Side effects Glibenclamide

  1. Hypoglycemia: The most serious side effect of glibenclamide is a decrease in blood sugar (hypoglycemia). This can manifest itself in the form of dizziness, fasting, weakness, irritability, sweating, tachycardia and even loss of consciousness. Patients taking glibenclamide should have their blood glucose monitored continuously.
  2. Gastrointestinal reactions: Digestive disorders such as nausea, vomiting, diarrhea, constipation and abdominal pain may occur.
  3. Skin reactions: Allergic reactions such as itching, skin rash, hives may occur.
  4. Systemic reactions: Possible headaches, fatigue, depression, insomnia, and rarely - agranulocytosis, hemolytic anemia and dyshidrotic erythema.
  5. Effects on the liver: Some patients may experience changes in liver function, including increased liver enzymes.
  6. Effects on blood: Thrombocytopenia and leukopenia may rarely occur.
  7. Allergy reactions: Rare allergic reactions, such as angioedema and anaphylactic reactions, may occur.

Overdose

  1. Hypoglycemia: This is the main and most serious effect of glibenclamide overdose.
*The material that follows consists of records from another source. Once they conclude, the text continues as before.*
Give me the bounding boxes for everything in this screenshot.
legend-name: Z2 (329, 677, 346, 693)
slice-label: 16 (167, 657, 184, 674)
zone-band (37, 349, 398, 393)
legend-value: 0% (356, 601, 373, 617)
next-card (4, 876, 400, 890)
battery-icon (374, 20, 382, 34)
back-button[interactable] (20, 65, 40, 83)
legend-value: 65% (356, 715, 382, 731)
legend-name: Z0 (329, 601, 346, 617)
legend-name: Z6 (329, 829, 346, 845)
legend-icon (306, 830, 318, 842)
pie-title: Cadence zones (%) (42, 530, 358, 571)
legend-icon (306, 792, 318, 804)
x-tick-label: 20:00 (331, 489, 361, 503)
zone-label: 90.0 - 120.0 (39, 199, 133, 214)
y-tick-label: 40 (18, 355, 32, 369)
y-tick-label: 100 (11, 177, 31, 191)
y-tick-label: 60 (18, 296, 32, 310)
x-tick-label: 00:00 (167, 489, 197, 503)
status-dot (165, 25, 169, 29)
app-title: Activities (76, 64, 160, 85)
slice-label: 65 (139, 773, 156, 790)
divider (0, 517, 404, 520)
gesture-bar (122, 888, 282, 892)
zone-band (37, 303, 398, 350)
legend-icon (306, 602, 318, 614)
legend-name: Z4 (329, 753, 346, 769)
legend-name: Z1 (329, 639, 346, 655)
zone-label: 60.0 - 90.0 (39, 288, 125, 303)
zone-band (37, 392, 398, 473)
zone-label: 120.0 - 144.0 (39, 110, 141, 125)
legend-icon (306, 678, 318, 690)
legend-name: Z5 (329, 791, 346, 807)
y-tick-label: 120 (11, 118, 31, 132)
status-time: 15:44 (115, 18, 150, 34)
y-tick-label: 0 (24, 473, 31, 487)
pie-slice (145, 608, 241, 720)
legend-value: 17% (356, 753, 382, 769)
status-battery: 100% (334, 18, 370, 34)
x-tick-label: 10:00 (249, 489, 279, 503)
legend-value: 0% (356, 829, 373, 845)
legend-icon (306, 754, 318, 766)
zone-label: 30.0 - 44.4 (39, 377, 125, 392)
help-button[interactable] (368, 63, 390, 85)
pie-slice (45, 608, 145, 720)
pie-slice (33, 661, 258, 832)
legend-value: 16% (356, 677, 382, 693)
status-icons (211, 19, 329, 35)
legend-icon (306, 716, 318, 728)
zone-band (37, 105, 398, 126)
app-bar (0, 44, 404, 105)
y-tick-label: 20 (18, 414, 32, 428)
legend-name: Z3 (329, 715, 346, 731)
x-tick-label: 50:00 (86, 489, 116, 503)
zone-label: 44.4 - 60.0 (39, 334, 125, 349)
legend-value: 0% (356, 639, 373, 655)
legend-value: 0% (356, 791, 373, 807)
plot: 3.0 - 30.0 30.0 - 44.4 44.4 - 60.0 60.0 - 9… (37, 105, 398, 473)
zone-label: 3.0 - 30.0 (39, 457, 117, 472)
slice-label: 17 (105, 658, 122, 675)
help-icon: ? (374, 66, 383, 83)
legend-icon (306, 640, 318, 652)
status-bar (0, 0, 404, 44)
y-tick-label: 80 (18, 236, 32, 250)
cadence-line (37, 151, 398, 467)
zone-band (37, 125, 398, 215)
Symptoms of hypoglycemia may include headache, hunger, weakness, sweating, tremors, tachycardia, changes in vision, drowsiness, unconsciousness, and even seizures.
  2. Coma: In cases of severe hypoglycemia, if timely assistance is not provided, hypoglycemic coma may develop, which is a dangerous condition requiring medical intervention.
  3. Arterial hypoglycemia: Since glibenclamide can also lower arterial blood glucose levels, arterial hypoglycemia may develop, which can threaten the blood supply to organs and tissues.
  4. Other symptoms: Overdose may also cause adverse effects associated with the action of glibenclamide on other organs and systems, such as gastrointestinal disorders, dizziness, drowsiness, and etc.

Interactions with other drugs

  1. Hypoglycemic drugs: The use of glibenclamide with other hypoglycemic drugs, such as insulin or other sulfonylureas, can lead to an increase in the hypoglycemic effect. This may require adjustment of the dose of glibenclamide.
  2. Antibiotics: Some antibiotics, such as sulfonamides and tetracyclines, may enhance the hypoglycemic effect of glibenclamide.
  3. Cardiovascular drugs: Some drugs, such as beta-blockers and angiotensin-converting enzyme inhibitors (ACE inhibitors), may reduce the hypoglycemic effect of glibenclamide.
  4. NSAIDs: Using NSAIDs (non-steroidal anti-inflammatory drugs) with glibenclamide may lead to an increase in blood sugar levels due to a decrease in its excretion by the kidneys.
  5. Alcohol: Drinking alcohol while taking glibenclamide may enhance the hypoglycemic effect effect.

Storage conditions

Glibenclamide is usually stored at room temperature (15°C to 30°C), in a dry place, protected from light and moisture. Proper storage conditions can help maintain the stability of the product and extend its shelf life.

Attention!

To simplify the perception of information, this instruction for use of the drug "Glibenclamide " translated and presented in a special form on the basis of the official instructions for medical use of the drug. Before use read the annotation that came directly to medicines.

Description provided for informational purposes and is not a guide to self-healing. The need for this drug, the purpose of the treatment regimen, methods and dose of the drug is determined solely by the attending physician. Self-medication is dangerous for your health.